Carnegie Mellon University

Meet the Faculty

Jessica Cantlon headshotScientific Inquiry
85-106: Animal Minds

Featured Faculty: Jessica Cantlon

What makes you most excited about teaching?

I’m most excited to teach Animal Minds this year. This course provides a unique opportunity to explore animal perception and cognition, and to get some perspective on the unusual state of being a human animal. It gives students a chance to witness the extraordinary ways in which animals perceive and interact with their environment. It’s like a big celebration of species diversity in mental life. One of the most enlightening moments in teaching this course is when students begin to realize that there are phenomena in the natural world that are out of reach for human perception. For instance, certain flowers have hidden patterns that are invisible to us but serve as beacons for pollinators like bees. And, some animals feel the pull of the earth’s magnetic fields and calculate their bearings from it. There are whole dimensions of energy that are invisible to us. These kinds of revelations expand students' perspectives on the world and themselves, emphasizing that our human perspective is just one lens through which we view reality.

What are your current research interests?

My current research interests involve understanding the development and origins of complex reasoning in humans and non-humans. Currently, I'm deeply involved in a comparative cognition research project that investigates the continuity of pattern reasoning between monkeys and human children aged 3 to 6. This project tests whether the ability to engage in relational reasoning (i.e., reasoning about relative patterns like ‘alternating’ or ‘equivalence’) is unique to humans or shares evolutionary roots with our primate relatives. Children and monkeys are tested with touchscreens on the same nonverbal problem-solving tasks that challenge them to find patterns in abstract images, and we compare how monkeys perform compared to children of different ages. Through a series of carefully designed cognitive experiments, we are exploring the mechanisms underlying relational reasoning in both species, aiming to provide valuable insights into the fundamental nature of complex thought.

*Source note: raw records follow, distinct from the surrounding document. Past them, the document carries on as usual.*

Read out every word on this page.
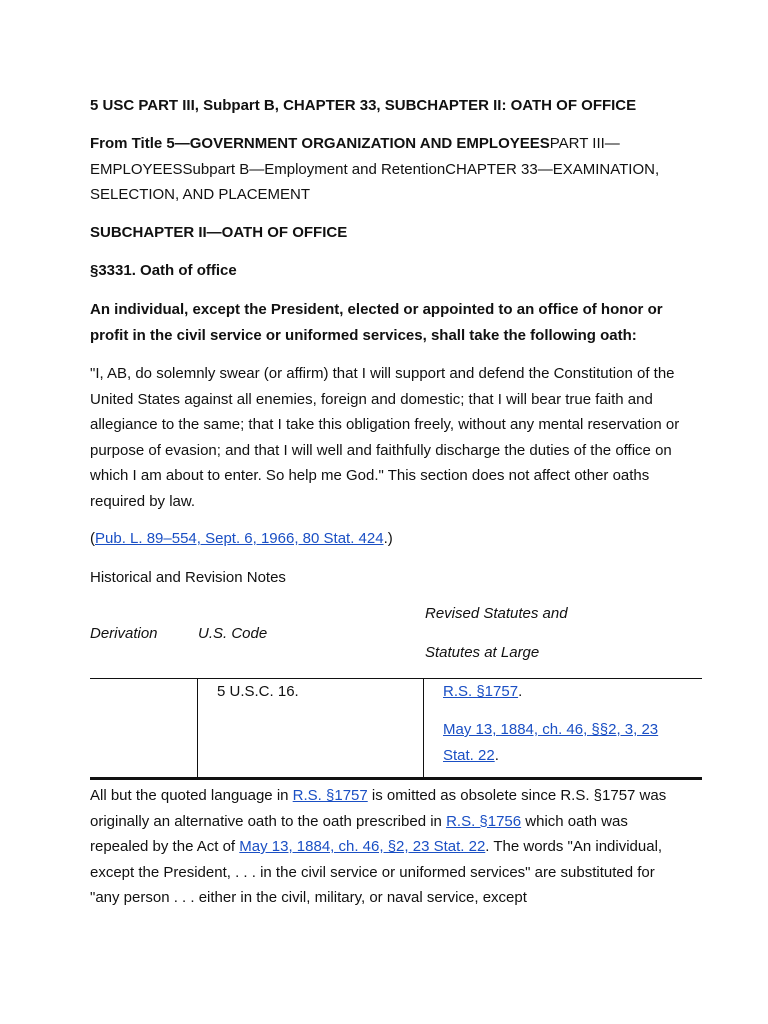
5 USC PART III, Subpart B, CHAPTER 33, SUBCHAPTER II: OATH OF OFFICE

From Title 5—GOVERNMENT ORGANIZATION AND EMPLOYEESPART III—
EMPLOYEESSubpart B—Employment and RetentionCHAPTER 33—EXAMINATION,
SELECTION, AND PLACEMENT

SUBCHAPTER II—OATH OF OFFICE

§3331. Oath of office

An individual, except the President, elected or appointed to an office of honor or profit in the civil service or uniformed services, shall take the following oath:

"I, AB, do solemnly swear (or affirm) that I will support and defend the Constitution of the United States against all enemies, foreign and domestic; that I will bear true faith and allegiance to the same; that I take this obligation freely, without any mental reservation or purpose of evasion; and that I will well and faithfully discharge the duties of the office on which I am about to enter. So help me God." This section does not affect other oaths required by law.

(Pub. L. 89–554, Sept. 6, 1966, 80 Stat. 424.)

Historical and Revision Notes

Derivation	U.S. Code
Revised Statutes and
Statutes at Large
5 U.S.C. 16.	R.S. §1757.
May 13, 1884, ch. 46, §§2, 3, 23
Stat. 22.

All but the quoted language in R.S. §1757 is omitted as obsolete since R.S. §1757 was originally an alternative oath to the oath prescribed in R.S. §1756 which oath was repealed by the Act of May 13, 1884, ch. 46, §2, 23 Stat. 22. The words "An individual, except the President, . . . in the civil service or uniformed services" are substituted for "any person . . . either in the civil, military, or naval service, except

Additionally, my research extends beyond the laboratory, as I'm developing a STEM outreach project called Primate Portal. This is a public primate cognition exhibit I’ve built with the Seneca Park Zoo in New York. It is designed to bridge the gap between scientific research and the broader community by involving elementary school students and teachers in our work. We help elementary school students write computer code to create their own ‘game’ for monkeys to play that tests the monkeys’ intelligence, and the student coders come to the zoo to watch the monkeys play the games they coded. Through these hands-on research experiences, we aim to enhance children’s computational thinking and coding skills and spark lively enthusiasm for science. Overall, my research interests encompass both the theoretical exploration of complex reasoning in humans and the practical application of these insights to promote STEM education and public scientific engagement with coding and cognition.